広島駅から今度は、ホームの一番端9番線に移動し、芸備線に乗るのだ。ローカル線からローカル線への乗り換えである。
トイレのタイミングも、最近ではうまく使えるようになった。
広島駅で、トイレタイムが取れ、ここでも乗り換えが成功した。
芸備線も快速と各駅、さらに墓の最寄り駅は、各駅のみ。その上、手前までしか行かない電車もあるとなるので、一本を逃すと次は1時間後になる。
今日はラッキーな日であった。
駅からまた歩く。山を切り崩した道路の坂道をグーっと登る。人なんていない。団地へ入る車が行き交うだけ。

呉の街とは違い、ここはどこを向いても山である。
帰りは、バスになる。
これも1時間に2本。掃除してる間に、すぐに時間となった。
バスに乗るが、このバスが最寄りというわけではないので、降りたらまた歩く。橋を渡り家路に向かう。
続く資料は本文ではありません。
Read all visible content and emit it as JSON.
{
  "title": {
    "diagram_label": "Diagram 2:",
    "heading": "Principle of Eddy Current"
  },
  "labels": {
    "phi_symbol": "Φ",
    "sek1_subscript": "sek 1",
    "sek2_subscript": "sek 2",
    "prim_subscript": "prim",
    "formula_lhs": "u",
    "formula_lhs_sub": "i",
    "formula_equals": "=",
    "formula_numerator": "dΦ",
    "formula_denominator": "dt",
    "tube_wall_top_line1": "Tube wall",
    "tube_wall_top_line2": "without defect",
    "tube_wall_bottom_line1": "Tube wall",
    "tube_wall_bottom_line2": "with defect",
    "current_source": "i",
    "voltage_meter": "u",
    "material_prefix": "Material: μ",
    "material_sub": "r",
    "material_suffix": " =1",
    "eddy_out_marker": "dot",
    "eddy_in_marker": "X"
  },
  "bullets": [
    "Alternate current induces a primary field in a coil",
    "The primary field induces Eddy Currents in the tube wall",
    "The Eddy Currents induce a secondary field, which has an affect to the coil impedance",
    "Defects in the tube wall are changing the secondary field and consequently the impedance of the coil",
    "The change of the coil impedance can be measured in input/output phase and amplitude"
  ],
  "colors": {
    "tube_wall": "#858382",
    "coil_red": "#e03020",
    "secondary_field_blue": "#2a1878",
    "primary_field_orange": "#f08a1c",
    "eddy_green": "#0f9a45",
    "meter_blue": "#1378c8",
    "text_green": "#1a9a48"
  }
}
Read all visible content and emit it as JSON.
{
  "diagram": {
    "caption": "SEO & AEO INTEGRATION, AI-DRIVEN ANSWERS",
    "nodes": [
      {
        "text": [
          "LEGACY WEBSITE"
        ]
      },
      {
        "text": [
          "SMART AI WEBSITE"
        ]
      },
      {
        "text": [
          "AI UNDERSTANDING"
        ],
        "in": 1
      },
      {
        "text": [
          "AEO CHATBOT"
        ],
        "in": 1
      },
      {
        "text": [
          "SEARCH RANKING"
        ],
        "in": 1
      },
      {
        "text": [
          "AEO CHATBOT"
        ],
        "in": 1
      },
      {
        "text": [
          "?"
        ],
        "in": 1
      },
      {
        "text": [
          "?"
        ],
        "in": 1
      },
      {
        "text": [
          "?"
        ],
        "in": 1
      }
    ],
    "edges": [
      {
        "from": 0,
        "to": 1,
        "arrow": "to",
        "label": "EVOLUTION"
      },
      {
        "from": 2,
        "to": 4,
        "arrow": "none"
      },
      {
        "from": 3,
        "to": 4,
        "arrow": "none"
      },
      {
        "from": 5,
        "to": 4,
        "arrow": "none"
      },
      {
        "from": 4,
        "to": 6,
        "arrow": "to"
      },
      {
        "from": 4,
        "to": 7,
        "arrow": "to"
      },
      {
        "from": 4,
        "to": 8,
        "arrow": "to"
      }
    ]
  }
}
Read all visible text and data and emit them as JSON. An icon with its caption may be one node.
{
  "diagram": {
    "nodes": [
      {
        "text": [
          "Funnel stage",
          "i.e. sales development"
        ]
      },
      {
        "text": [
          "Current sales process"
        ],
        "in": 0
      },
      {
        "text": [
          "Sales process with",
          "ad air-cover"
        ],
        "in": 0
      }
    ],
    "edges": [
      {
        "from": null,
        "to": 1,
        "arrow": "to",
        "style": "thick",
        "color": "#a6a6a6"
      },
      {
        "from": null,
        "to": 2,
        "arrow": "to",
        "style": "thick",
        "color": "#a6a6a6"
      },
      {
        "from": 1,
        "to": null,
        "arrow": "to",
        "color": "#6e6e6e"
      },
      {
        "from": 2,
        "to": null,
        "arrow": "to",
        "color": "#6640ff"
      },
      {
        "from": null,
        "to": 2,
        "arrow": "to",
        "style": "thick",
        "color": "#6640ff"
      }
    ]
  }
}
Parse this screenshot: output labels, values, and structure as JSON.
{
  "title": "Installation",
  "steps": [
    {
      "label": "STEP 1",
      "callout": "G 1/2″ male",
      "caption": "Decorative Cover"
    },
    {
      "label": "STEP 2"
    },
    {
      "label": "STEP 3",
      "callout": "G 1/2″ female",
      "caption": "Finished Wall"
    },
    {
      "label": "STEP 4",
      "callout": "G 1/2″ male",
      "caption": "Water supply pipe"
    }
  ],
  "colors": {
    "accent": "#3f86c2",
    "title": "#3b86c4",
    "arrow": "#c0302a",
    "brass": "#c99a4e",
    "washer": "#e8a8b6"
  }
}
いつものスーパーに寄ると、俄然元気が出てきた。小さなみかんを買う。

無事帰宅。
今朝、8時過ぎに出発。帰ってきたのは17時前だった。
出発直後にカメラとヘッドフォンを忘れたことに気づき、戻り再出発ののち、花で手こずるも、その後は、珍しくスムーズに行った。ありがたい。
今日の歩数は14100歩だそう。